If a resident patches a hole where they had their TV, you can charge them for patching, sanding, and texturing the patch before and after two years. But not painting the patch if it’s after two years, as the courts would say you would have had to paint anyway. 


We also recommend that you paint like-for-like, meaning don’t paint with flat paint on top of semi-gloss. That flat paint will stick out like a sore thumb, especially if you are just spot painting. 


Blinds

Believe it or not, blinds have a lifespan as well, and they can vary slightly depending on the type and quality of the blinds. Another factor is sun damage. Blinds exposed to the hot sun day after day will break down sooner than those that are shaded for some or all day. The average lifespan for blinds is four years. Like the previous two categories, there is a proration to be done based on use and abuse.

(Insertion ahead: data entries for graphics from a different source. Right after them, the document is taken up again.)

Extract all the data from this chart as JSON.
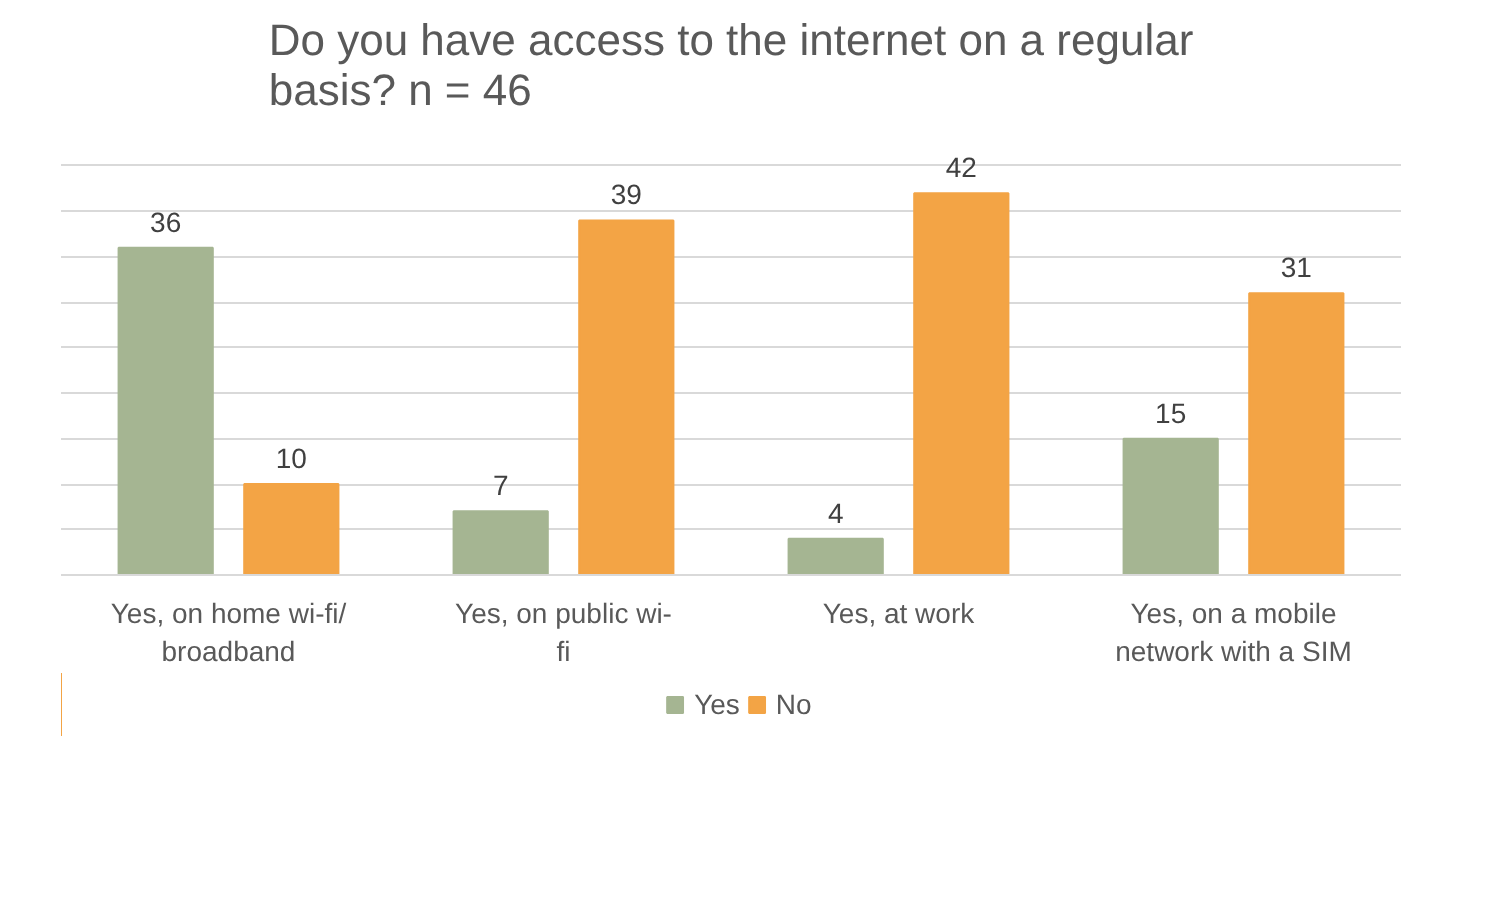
{
  "chart_data": {
    "type": "bar",
    "title": "Do you have access to the internet on a regular basis? n = 46",
    "categories": [
      "Yes, on home wi-fi/ broadband",
      "Yes, on public wi-fi",
      "Yes, at work",
      "Yes, on a mobile network with a SIM"
    ],
    "series": [
      {
        "name": "Yes",
        "color": "#a5b592",
        "values": [
          36,
          7,
          4,
          15
        ]
      },
      {
        "name": "No",
        "color": "#f3a445",
        "values": [
          10,
          39,
          42,
          31
        ]
      }
    ],
    "yticks": [
      {
        "value": 0,
        "label": null
      },
      {
        "value": 5,
        "label": null
      },
      {
        "value": 10,
        "label": null
      },
      {
        "value": 15,
        "label": null
      },
      {
        "value": 20,
        "label": null
      },
      {
        "value": 25,
        "label": null
      },
      {
        "value": 30,
        "label": null
      },
      {
        "value": 35,
        "label": null
      },
      {
        "value": 40,
        "label": null
      },
      {
        "value": 45,
        "label": null
      }
    ],
    "tick_labels": "x",
    "grid": "y",
    "legend": "bottom",
    "data_labels": true
  }
}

For example, blinds damaged by “reaching through” the blinds will be responsible to the resident. However, if the blinds are older than four years old, the judge will say, owner responsibility.


Misc. Items or Smaller Items

As mentioned at the beginning of the article, the courts are cracking down on smaller items, such as light bulbs and smoke detector batteries. When we first started in property management, residents would be responsible for ensuring all light bulbs were working when they moved out or that the smoke detector batteries were working. Now Judges say, “how do you know the bulb didn’t burn out when you flipped the switch on” or the “battery didn’t just die.” In reality, we can’t prove that the resident didn’t change the battery before moving out or that the bulb didn’t just burn out. Therefore, as an investor, it comes down to the cost of doing business.


Abuse and Damage

There are instances where the resident damages the property. Their dog digs a hole in the backyard or chews the sprinkler line. Holes in the window screens that were replaced before they moved in, screens are missing from the windows, smoke detectors missing, all fall under resident damage. These scenarios are the responsibility of the resident and will come out of their security deposit.


While it may not seem “fair” for the landlords to cover some of these repairs, it comes down to how the courts are ruling these days. We take a video of every room with audio narration, and we have done this since 1992, some 29 years ago, to make the best possible assessment.  This is why it is essential to consistently raise the rent moderately so you have money to pay for these repairs and improvements as long as the market will bear the increase. A $50 a month increase each year in 6 years puts over $12,600 in your pocket. So, when it’s time for lease renewals, we encourage Landlords to go with our suggestion of a slight increase.


How to make sure you will have the money when you need it for repairs


I’ve written about this in other articles. Still, it’s worth mentioning again to set up a separate checking investment account, so when rents increase, one doesn’t squander the money away innocently. Still, nevertheless, it will be gone if you allow your monthly rent to be deposited in your checking account.  So open up a new checking account and call it investment checking this way as that $12,600 I spoke about will be there when you need it.